Sebuah prestasi tingkat dunia kembali ditorehkan
para pelajar Indonesia. Kali ini giliran dua siswi SMA Unggulan Negeri 2
Sekayu, Musi Banyuasin (Muba), Sumatera Selatan, yang mengharumkan nama
bangsa. Azizita Syafiq (17) dan Anjani Rahma Putri (16) yang baru naik
ke kelas 12 berhasil menyabet dua penghargaan sekaligus di ajang Intel
ISEF (International Science and Engineering Fair) di Los Angeles,
Amerika Serikat, 11-16 Mei.
Pada kompetisi peneliti muda sejagad itu
keduanya menampilkan karya kulkas tanpa listrik atau bahasa kerennya
disebut. Dalam kategori Special Award, Muhtaza atau yang biasa dipanggil
Moza dan Anjani yang akrab disapa Angie meraih bronze award (perunggu)
dan berhak atas hadiah senilai 10.000 dolar AS atau sekitar Rp 117 juta.
Di puncak kompetisi, Grand Award, kedua pelajar yang masih memiliki
hubungan saudara ini menjadi juara ketiga untuk kategori Engineering:
Materials & Bioengineering dan diganjar hadiah 1.000 dolar AS.
Hebatnya lagi, untuk menciptakan Green
Refrigerant Box yang memenangi lomba karya ilmiah yang diikuti 1.700
peneliti muda dari 70 negara itu mereka hanya bermodal Rp 100 ribu.
Sangat murah, lantaran lemari es itu dibuat dengan sangat sederhana.
“Benar-benar tanpa listrik dan freon,” ungkap Moza dan Anjani kepada
Nyata, Rabu (28/5).

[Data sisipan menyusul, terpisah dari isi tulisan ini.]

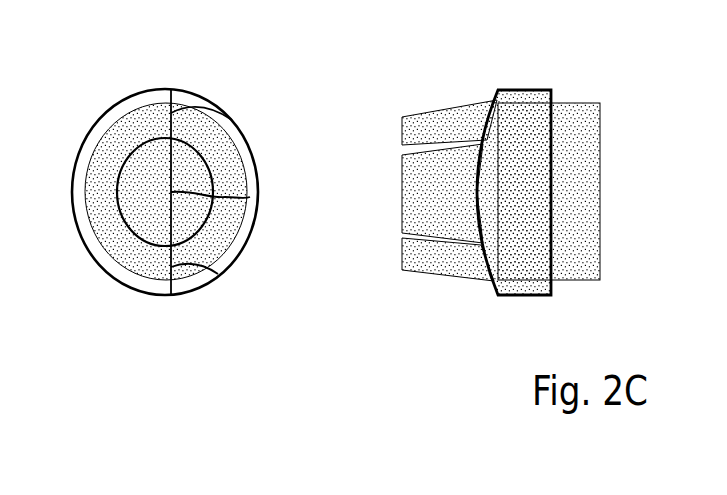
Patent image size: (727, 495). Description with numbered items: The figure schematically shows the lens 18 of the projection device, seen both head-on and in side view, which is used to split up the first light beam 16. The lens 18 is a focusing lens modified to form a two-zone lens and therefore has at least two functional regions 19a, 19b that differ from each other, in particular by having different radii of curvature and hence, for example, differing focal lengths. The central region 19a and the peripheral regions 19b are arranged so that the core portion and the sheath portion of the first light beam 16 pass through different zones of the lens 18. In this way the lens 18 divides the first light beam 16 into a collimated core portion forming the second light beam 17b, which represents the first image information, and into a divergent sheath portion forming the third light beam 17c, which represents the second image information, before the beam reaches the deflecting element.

The first light beam 16 is at (116, 136).
The lens 18 is at (140, 90).
The second light beam 17b is at (415, 192).
The third light beam 17c is at (413, 133).
The first region of the lens 19a is at (250, 197).
The second region of the lens 19b is at (232, 120).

Merasa karyanya begitu sederhana, pada saat lomba
berlangsung keduanya sempat minder melihat peserta lain menampilkan
hasil penelitian yang lebih canggih.
Bahkan Anjani merasa seperti disepelekan oleh
peserta dari negara yang lebih maju seperti Eropa dan Amerika Serikat.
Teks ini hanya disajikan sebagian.